Der Flug in geringer Höhe über den küstennahen Indischen Ozean bot und einen herrlichen Überblick über die Inseln und das Meer. Es war ein Abschied. Ein Abschied von einem erlebnisreichen Urlaub in Tz. Deshalb schauten wir etwas wehmütig zurück auf die kleiner werdende Mafia Island und die ferne Chole Bay. Unsere Gedanken wanderten den langen Weg zurück nach Mbeya, Sumbawanga, nach Bismarksburg, wir gedachten der glücklich überstandenen Besteigung der Kolombo Falls, der Fahrt mit der Mwongozo und unserer ersten Zugfahrt nach Kasanga. Es waren unvergessene drei Wochen Erlebnisaufenthalt im Westen von Tanzania und den Fahrten hin und zurück. Vielleicht war hier der Zeitpunkt, zu dem wir ernsthaft darüber nach dachten, den Bahnhof von Kigoma, welcher in Ostafrika seines Gleichen sucht, zu seinem hundertsten Geburtstag zu renovieren. Weil wir finden,
daß man gute und schöne Dinge, welche auch einen Fortschritt in das Leben Afrikas gebracht haben, erhalten soll. Die Kolonialherren haben den technischen Fortschritt des 19. Jahrhunderts nach Afrika gebracht. Die Afrikaner haben ihn, soweit sie es vermochten, erhalten. Laßt uns heute ihnen dabei helfen. Laßt uns mit unseren verhältnismäßig großen Reichtum einen kleinen Glanzpunkt setzen und ihnen damit vielleicht helfen auch im Inneren Tanzanias die Touristendollars fließem zu lassen und ihnen so die Möglichkeit zu geben ihrer bitteren Armut langsam zu entrinnen.
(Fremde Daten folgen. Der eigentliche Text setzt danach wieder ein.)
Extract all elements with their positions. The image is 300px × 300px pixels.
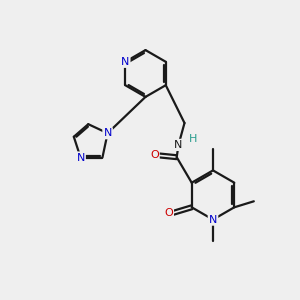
Text: N: N: [76, 152, 85, 163]
Text: H: H: [189, 134, 197, 145]
Text: N: N: [209, 214, 217, 225]
Text: N: N: [121, 57, 129, 67]
Text: O: O: [164, 208, 173, 218]
Text: O: O: [150, 150, 159, 161]
Text: N: N: [103, 128, 112, 138]
Text: N: N: [174, 140, 182, 150]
Wir flogen nach Dar Es Salam, wo wor noch auf dem Flugfeld unsere ordentlichen Tickets nach ZNZ erhielten. Auf ging es, wieder in die Lüfte über dem Indischen Ozean, nach Sansibar.


>Am Strand von Jambijani<

Und dort, an der Ostküste erwartete uns Jambiani – Beach. Ein vom letzten Jahr vertrauter Ort, wo wir der puren Erholung im warmen Wasser des Indik gewiß waren.